Project 2: Arrays, Sorting algorithms, Determining execution time

Code a java class named Project2 with a main routine containing a loop that executes the following steps with values of N = 1000, 10000, 100000, 1000000, 10000000 and 100000000 (if possible):

   determine the value of N
   repeat 5 times
        create an array of N random integers
        sort the array using bubblesort and note the time required to complete this sort
   repeat 5 times
        create an array of N random integers
        sort the array using Arrays.sort(...) and note the time required to complete this sort
   for this array size
        calculate the average and worst times for bubblesort
        calculate the average and worst times for Arrays.sort()

The signature of your bubblesort method should be


	public static void bubblesort(int [] array)

Call the System.nanoTime() method before and after the calls to bubblesort and Arrays.sort() and compute the amount of time required to do the sorting. You can do this by placing the statement


	long startingTime=System.nanoTime();

immediately before the call to the sorting method and the statement


	long duration = System.nanoTime() - startingTime;

immediately after the call.

You can copy the bubblesort and swap methods from your textbook (pages 85-86) and adapt them to work with an integer array. For simplicity, define both of these as static methods in your Project2 class so they can be called from main() or elsewhere without having to create any new instances of objects.

Your main routine should display the time required for the sorts on your console. Run your code to make sure it works. In fact, you should run it a couple of times and watch for the "worst case" sorting time as well as the "average" sorting time.
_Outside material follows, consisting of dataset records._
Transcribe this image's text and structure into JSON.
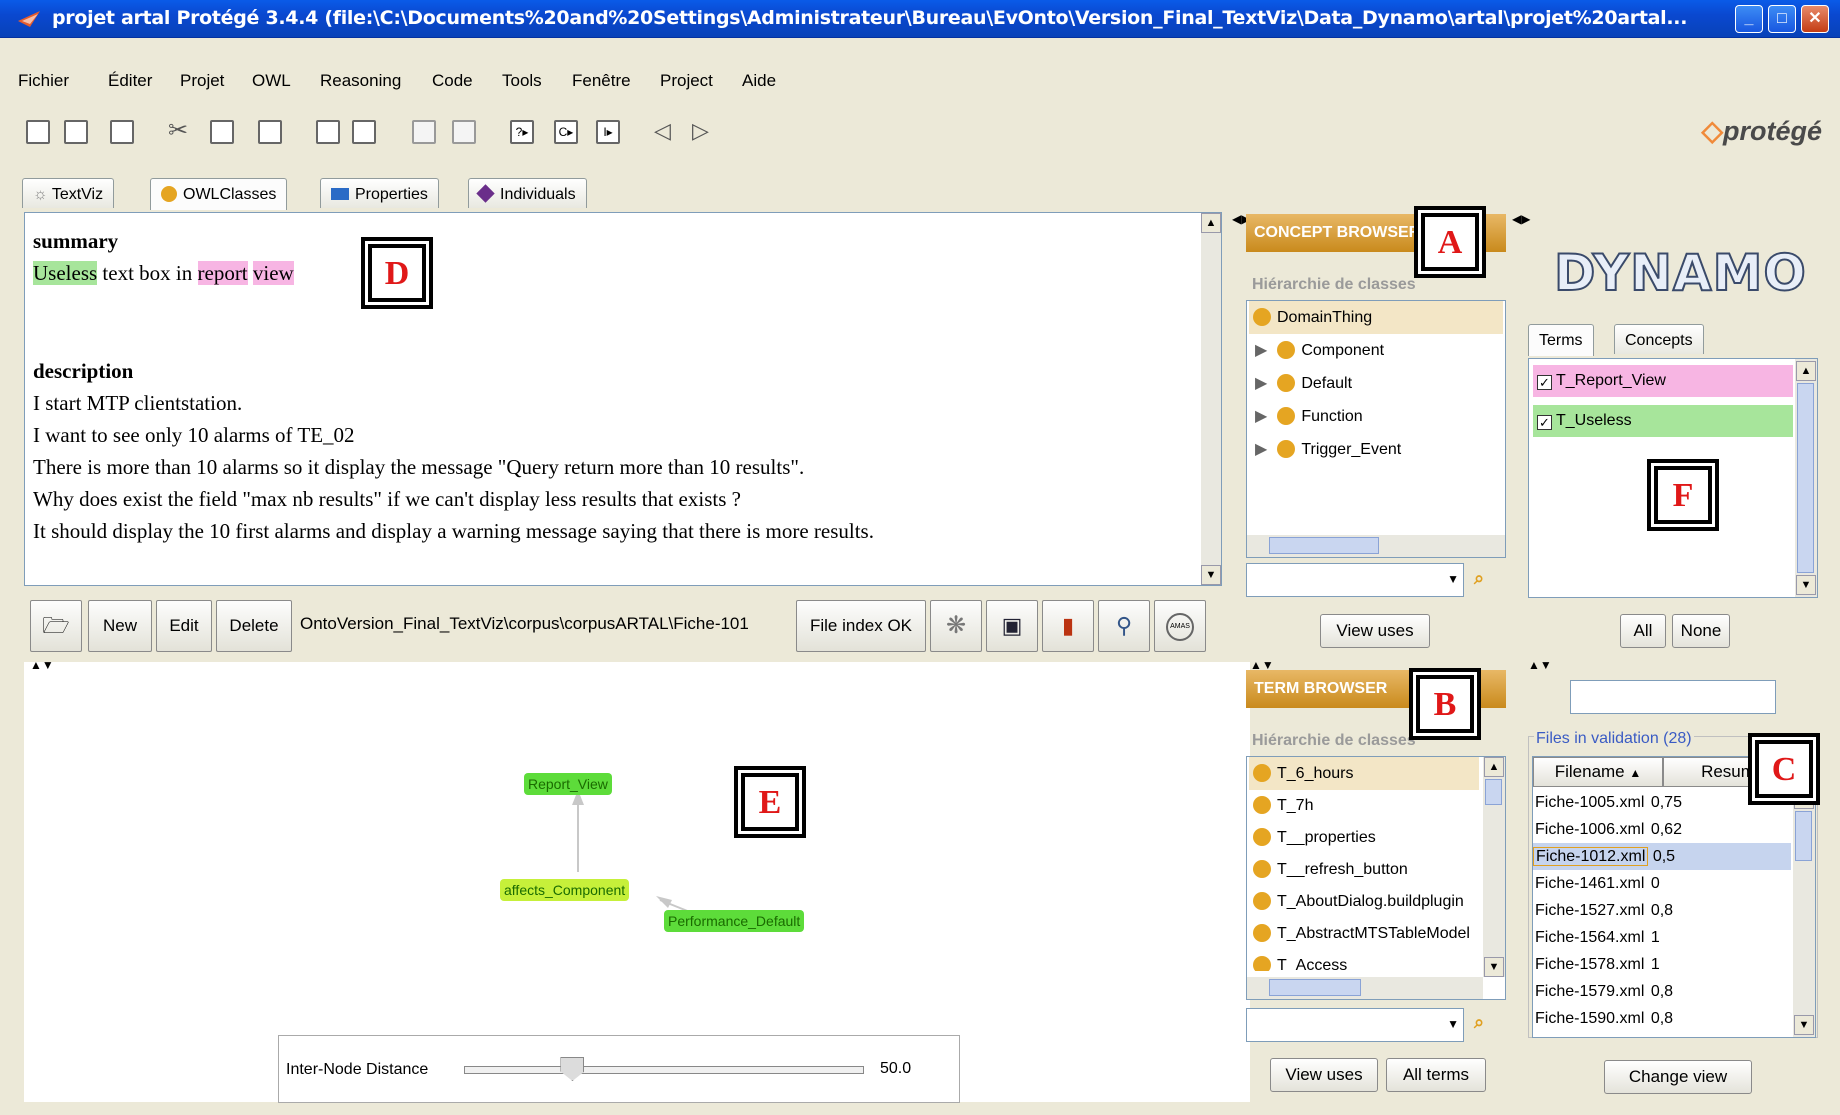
{
  "window": {
    "title": "projet artal  Protégé 3.4.4     (file:\\C:\\Documents%20and%20Settings\\Administrateur\\Bureau\\EvOnto\\Version_Final_TextViz\\Data_Dynamo\\artal\\projet%20artal..."
  },
  "menu": [
    "Fichier",
    "Éditer",
    "Projet",
    "OWL",
    "Reasoning",
    "Code",
    "Tools",
    "Fenêtre",
    "Project",
    "Aide"
  ],
  "logo": "protégé",
  "tabs": [
    "TextViz",
    "OWLClasses",
    "Properties",
    "Individuals"
  ],
  "doc": {
    "summary_heading": "summary",
    "summary_word1": "Useless",
    "summary_mid": " text box in ",
    "summary_word2": "report",
    "summary_word3": "view",
    "description_heading": "description",
    "lines": [
      "I start MTP clientstation.",
      "I want to see only 10 alarms of TE_02",
      "There is more than 10 alarms so it display the message \"Query return more than 10 results\".",
      "Why does exist the field \"max nb results\" if we can't display less results that exists ?",
      "It should display the 10 first alarms and display a warning message saying that there is more results."
    ]
  },
  "docbar": {
    "new": "New",
    "edit": "Edit",
    "delete": "Delete",
    "path": "OntoVersion_Final_TextViz\\corpus\\corpusARTAL\\Fiche-101",
    "file_index": "File index OK"
  },
  "graph": {
    "nodes": [
      "Report_View",
      "affects_Component",
      "Performance_Default"
    ],
    "slider_label": "Inter-Node Distance",
    "slider_value": "50.0",
    "slider_level": 0.27
  },
  "concept_browser": {
    "title": "CONCEPT BROWSER",
    "subtitle": "Hiérarchie de classes",
    "root": "DomainThing",
    "children": [
      "Component",
      "Default",
      "Function",
      "Trigger_Event"
    ],
    "view_uses": "View uses"
  },
  "term_browser": {
    "title": "TERM BROWSER",
    "subtitle": "Hiérarchie de classes",
    "items": [
      "T_6_hours",
      "T_7h",
      "T__properties",
      "T__refresh_button",
      "T_AboutDialog.buildplugin",
      "T_AbstractMTSTableModel",
      "T_Access"
    ],
    "view_uses": "View uses",
    "all_terms": "All terms"
  },
  "dynamo": {
    "logo": "DYNAMO",
    "tabs": [
      "Terms",
      "Concepts"
    ],
    "terms": [
      "T_Report_View",
      "T_Useless"
    ],
    "all": "All",
    "none": "None"
  },
  "files": {
    "title": "Files in validation (28)",
    "col_filename": "Filename",
    "col_result": "Resum",
    "rows": [
      [
        "Fiche-1005.xml",
        "0,75"
      ],
      [
        "Fiche-1006.xml",
        "0,62"
      ],
      [
        "Fiche-1012.xml",
        "0,5"
      ],
      [
        "Fiche-1461.xml",
        "0"
      ],
      [
        "Fiche-1527.xml",
        "0,8"
      ],
      [
        "Fiche-1564.xml",
        "1"
      ],
      [
        "Fiche-1578.xml",
        "1"
      ],
      [
        "Fiche-1579.xml",
        "0,8"
      ],
      [
        "Fiche-1590.xml",
        "0,8"
      ]
    ],
    "change_view": "Change view"
  },
  "callouts": [
    "A",
    "B",
    "C",
    "D",
    "E",
    "F"
  ]
}
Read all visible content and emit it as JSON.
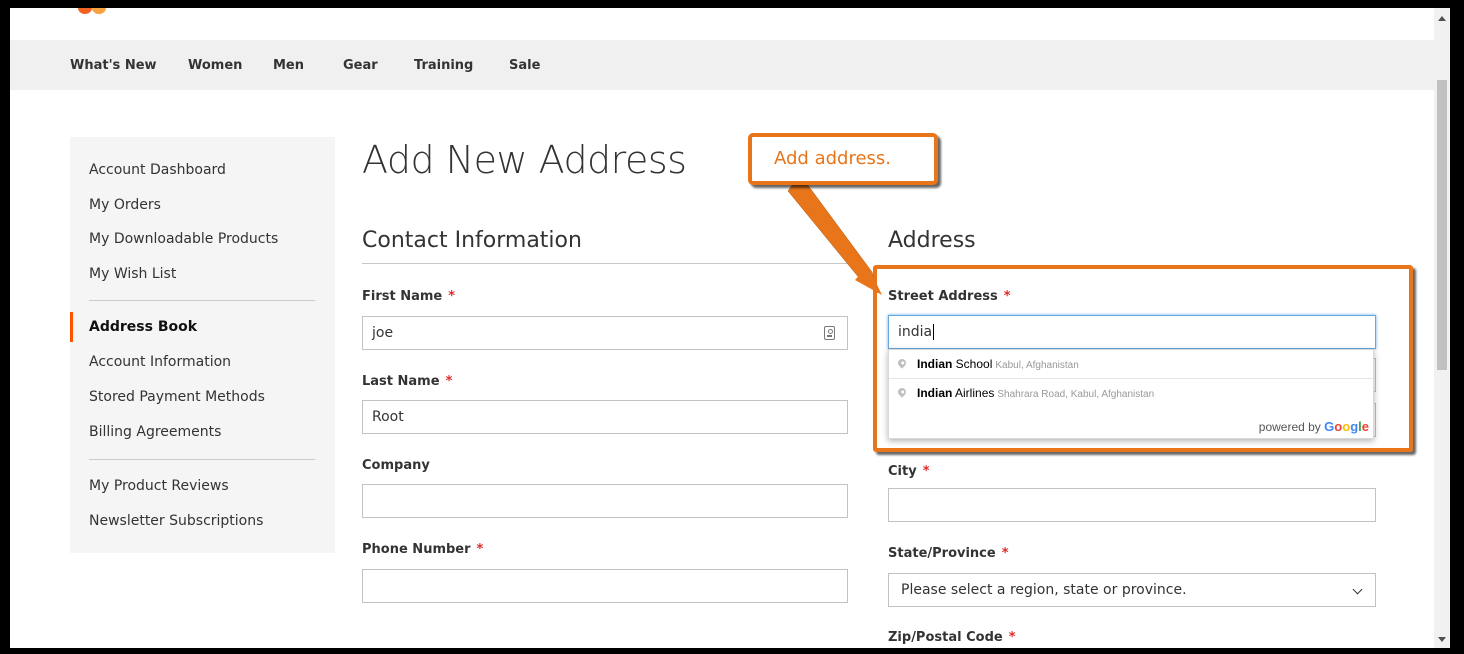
{
  "nav": {
    "items": [
      "What's New",
      "Women",
      "Men",
      "Gear",
      "Training",
      "Sale"
    ]
  },
  "sidebar": {
    "items": [
      "Account Dashboard",
      "My Orders",
      "My Downloadable Products",
      "My Wish List",
      "Address Book",
      "Account Information",
      "Stored Payment Methods",
      "Billing Agreements",
      "My Product Reviews",
      "Newsletter Subscriptions"
    ],
    "active": "Address Book"
  },
  "page": {
    "title": "Add New Address"
  },
  "contact": {
    "heading": "Contact Information",
    "first_name_label": "First Name",
    "first_name_value": "joe",
    "last_name_label": "Last Name",
    "last_name_value": "Root",
    "company_label": "Company",
    "company_value": "",
    "phone_label": "Phone Number",
    "phone_value": ""
  },
  "address": {
    "heading": "Address",
    "street_label": "Street Address",
    "street_value": "india",
    "city_label": "City",
    "city_value": "",
    "state_label": "State/Province",
    "state_value": "Please select a region, state or province.",
    "zip_label": "Zip/Postal Code"
  },
  "required_marker": "*",
  "autocomplete": {
    "suggestions": [
      {
        "match": "Indian",
        "rest": " School",
        "secondary": "Kabul, Afghanistan"
      },
      {
        "match": "Indian",
        "rest": " Airlines",
        "secondary": "Shahrara Road, Kabul, Afghanistan"
      }
    ],
    "powered_by": "powered by",
    "google": [
      "G",
      "o",
      "o",
      "g",
      "l",
      "e"
    ]
  },
  "annotation": {
    "callout_text": "Add address."
  },
  "colors": {
    "accent": "#e8751a",
    "required": "#e02b27",
    "active_bar": "#ff5501",
    "google": [
      "#4285F4",
      "#EA4335",
      "#FBBC05",
      "#4285F4",
      "#34A853",
      "#EA4335"
    ]
  }
}
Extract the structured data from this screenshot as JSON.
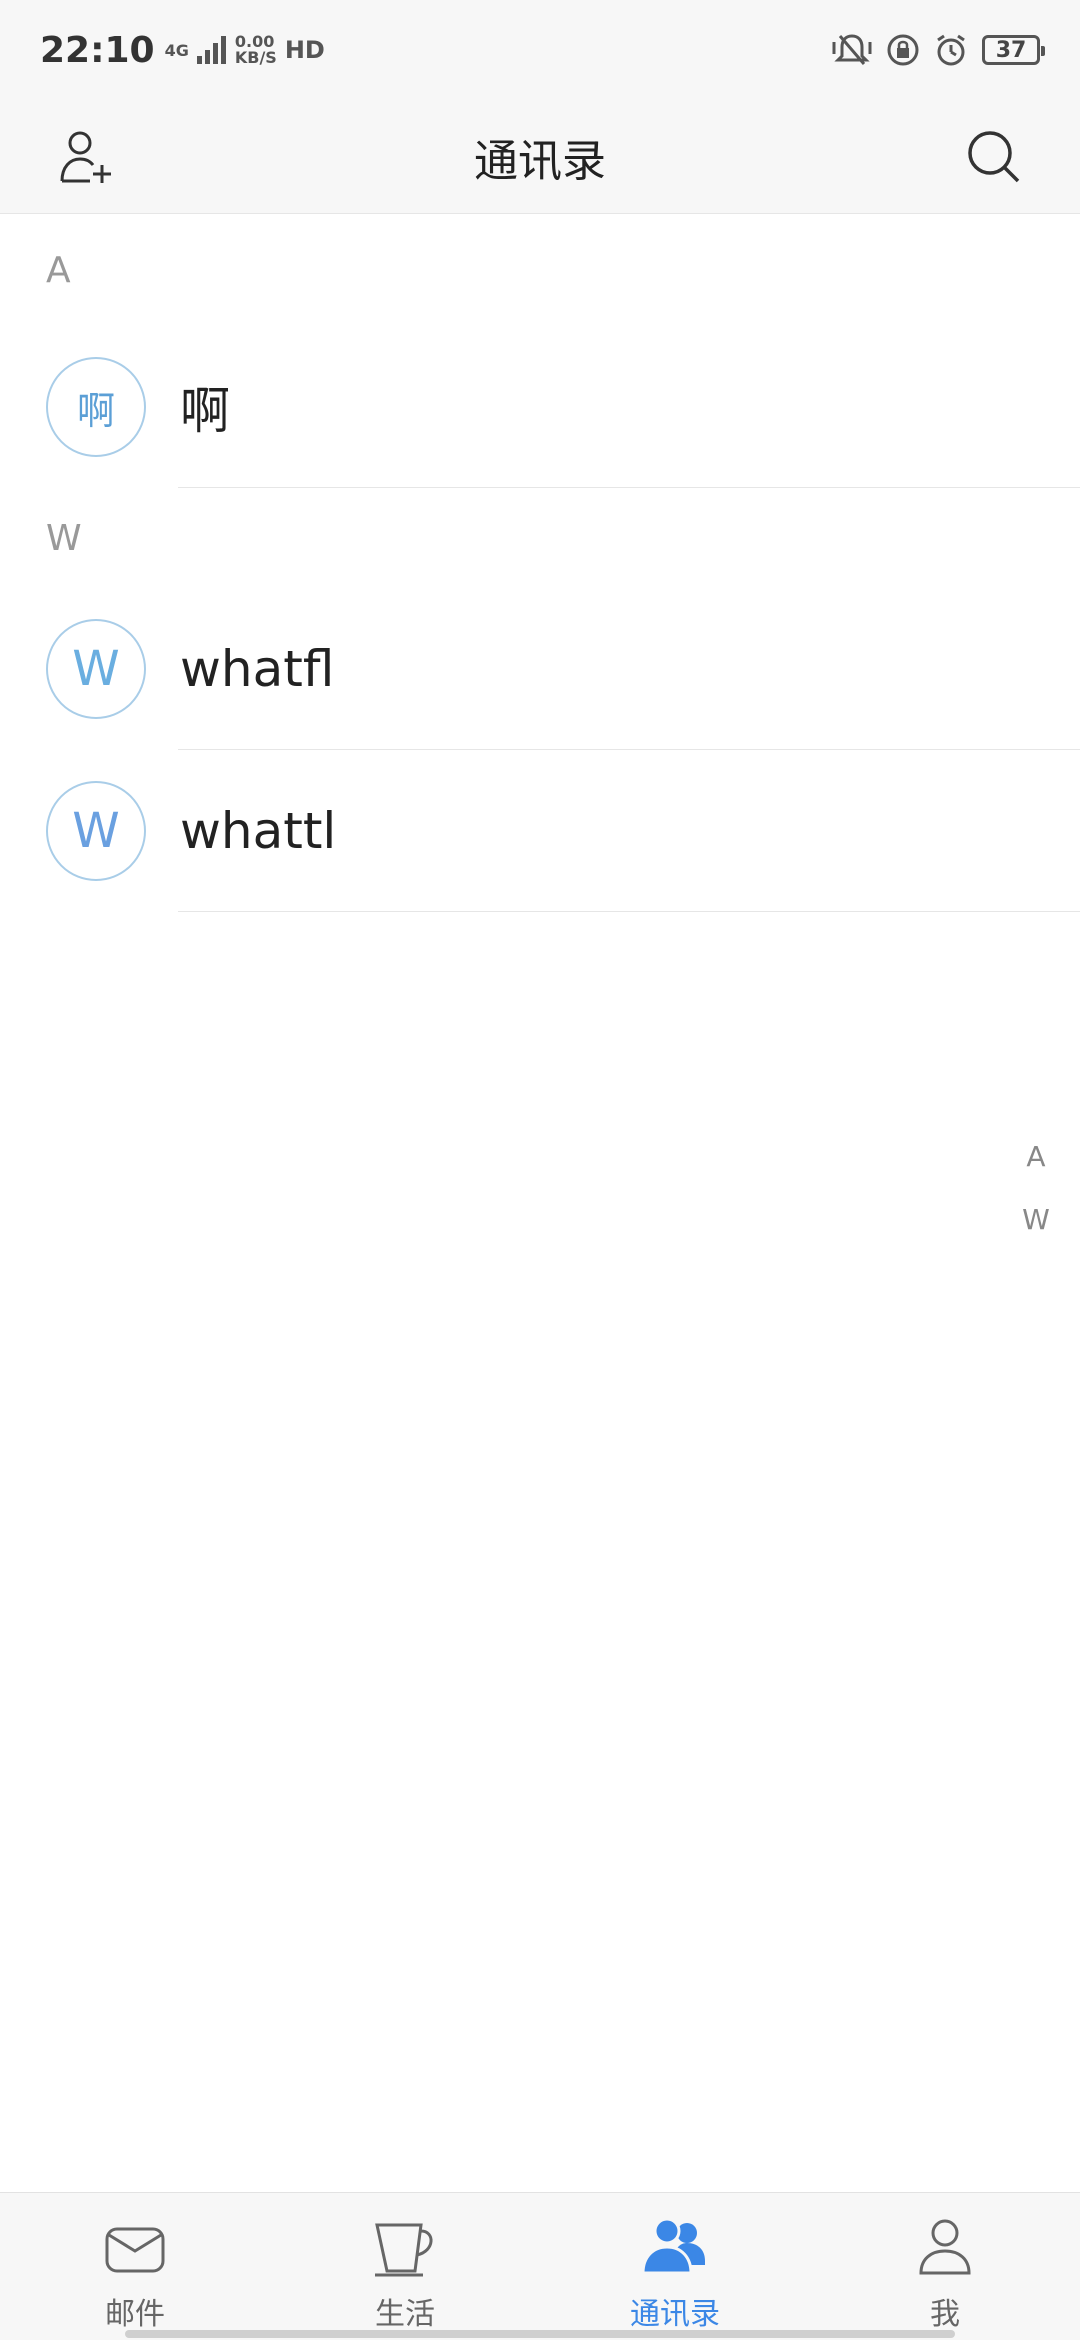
{
  "status_bar": {
    "time": "22:10",
    "network": "4G",
    "speed_value": "0.00",
    "speed_unit": "KB/S",
    "hd": "HD",
    "battery": "37"
  },
  "header": {
    "title": "通讯录",
    "add_contact_icon": "add-person-icon",
    "search_icon": "search-icon"
  },
  "contacts": {
    "sections": [
      {
        "letter": "A",
        "items": [
          {
            "avatar": "啊",
            "name": "啊"
          }
        ]
      },
      {
        "letter": "W",
        "items": [
          {
            "avatar": "W",
            "name": "whatfl"
          },
          {
            "avatar": "W",
            "name": "whattl"
          }
        ]
      }
    ]
  },
  "index_bar": [
    "A",
    "W"
  ],
  "bottom_nav": {
    "items": [
      {
        "label": "邮件",
        "icon": "mail-icon"
      },
      {
        "label": "生活",
        "icon": "cup-icon"
      },
      {
        "label": "通讯录",
        "icon": "contacts-icon",
        "active": true
      },
      {
        "label": "我",
        "icon": "person-icon"
      }
    ]
  },
  "colors": {
    "accent": "#3b87e6",
    "avatar_border": "#a9cde8",
    "avatar_text": "#5b9fd6"
  }
}
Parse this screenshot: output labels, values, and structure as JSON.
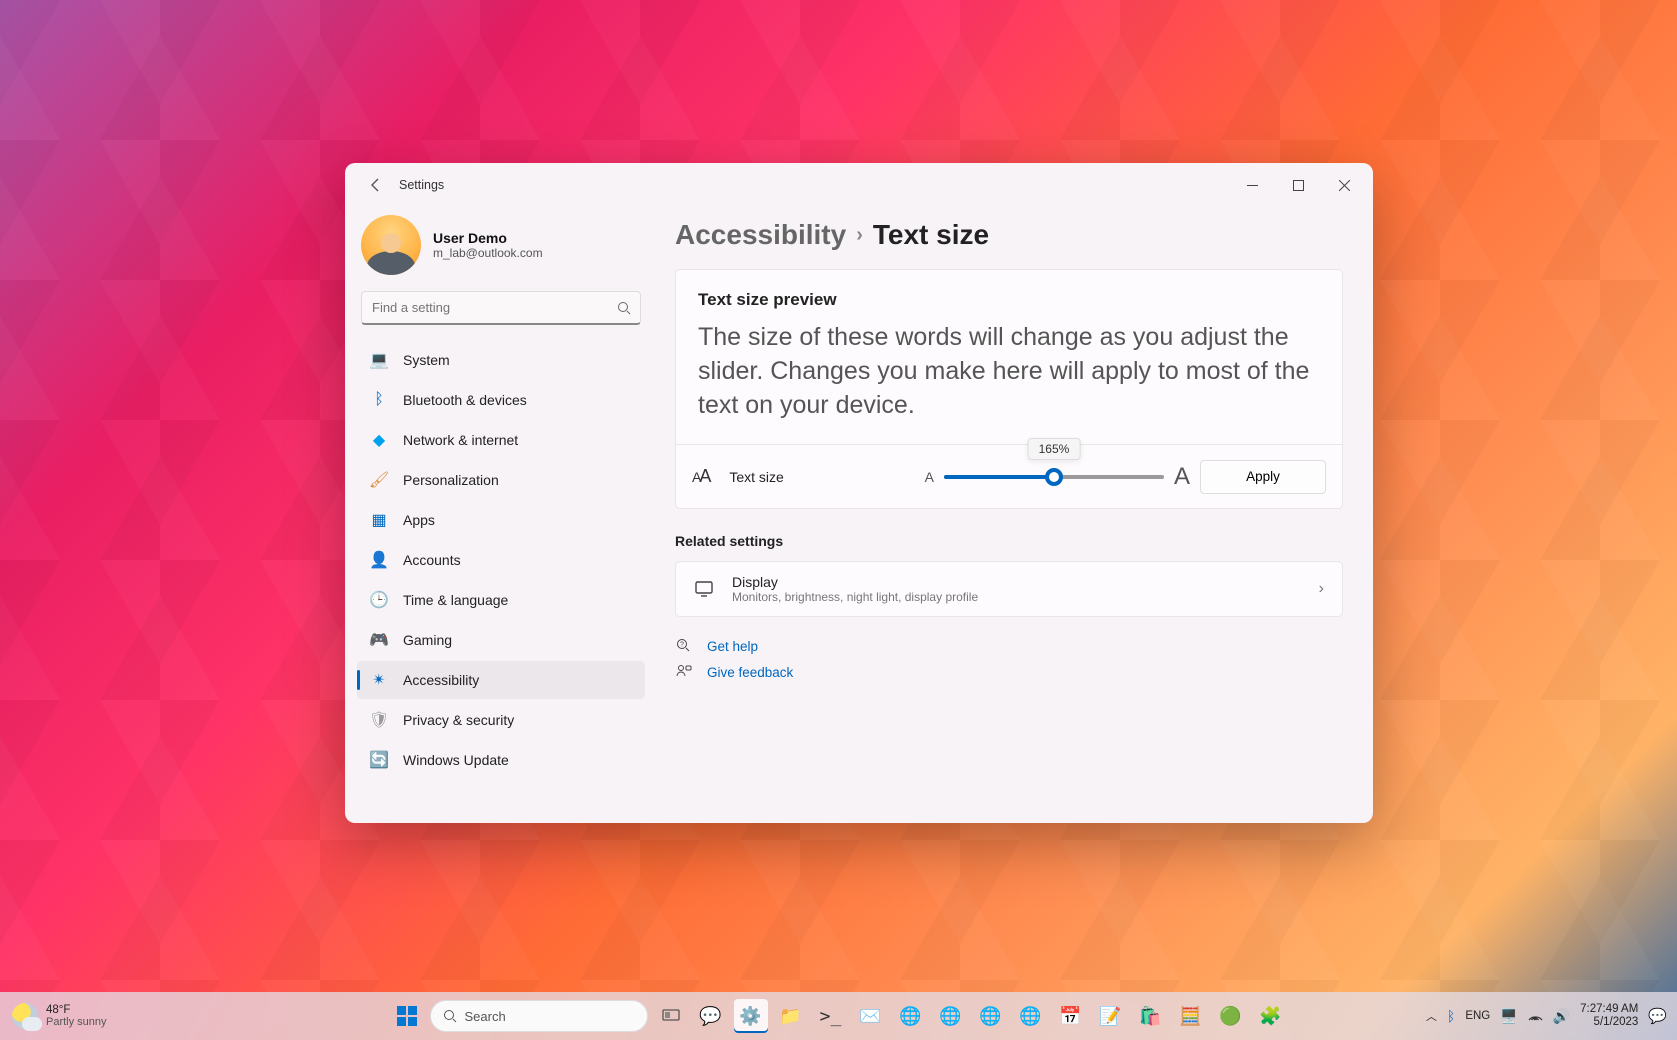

Different random arrays could require significantly different sorting times. Recall that you can create an array of random integers by creating an instance of the Random class (from the java.util package) and calling its nextInt() method repeatedly to get a random sequence of integers.

Arrange your final output in a table like the following one and display the table contents on the console.

Array Size bubblesort time Arrays.sort time

1,000

10,000

100,000

1,000,000

10,000,000

100,000,000

You are expecting to see, eventually … when N is large enough, O(N²) growth in the bubblesort column. If the size of the array increases by a factor of 10, the sorting time is expected to increase by a factor of 100. It may even be worse than this if memory constraints start to cause some paging activity or other system turmoil. If the Arrays.sort method is a good one, we might expect to see O(N*log(N)) growth in that column. As the size of the array increases by a factor of 10, the Arrays.sort time would be expected to increase by a factor of 10*N*log(10*N)/(N*log(N)) = 10*N*(1+log(N))/(N*log(N)) = 10/log(N) + 10 which, for large values of N, might look almost like an increase by a factor of 10.

Use the nanoTime() method carefully, so that you are only measuring the time to do the actual sorting of the array. You don't want to include the time it takes to create the array or initialize it with random values. You also don't want to count any time spent displaying results so don't do any input or output while your nanoTime() counter is running.

All your code should be in one file named Project2.java. Attach your solution to an e-mail and send it to Joel Carver on or before midnight on Tuesday, October 13, 2009.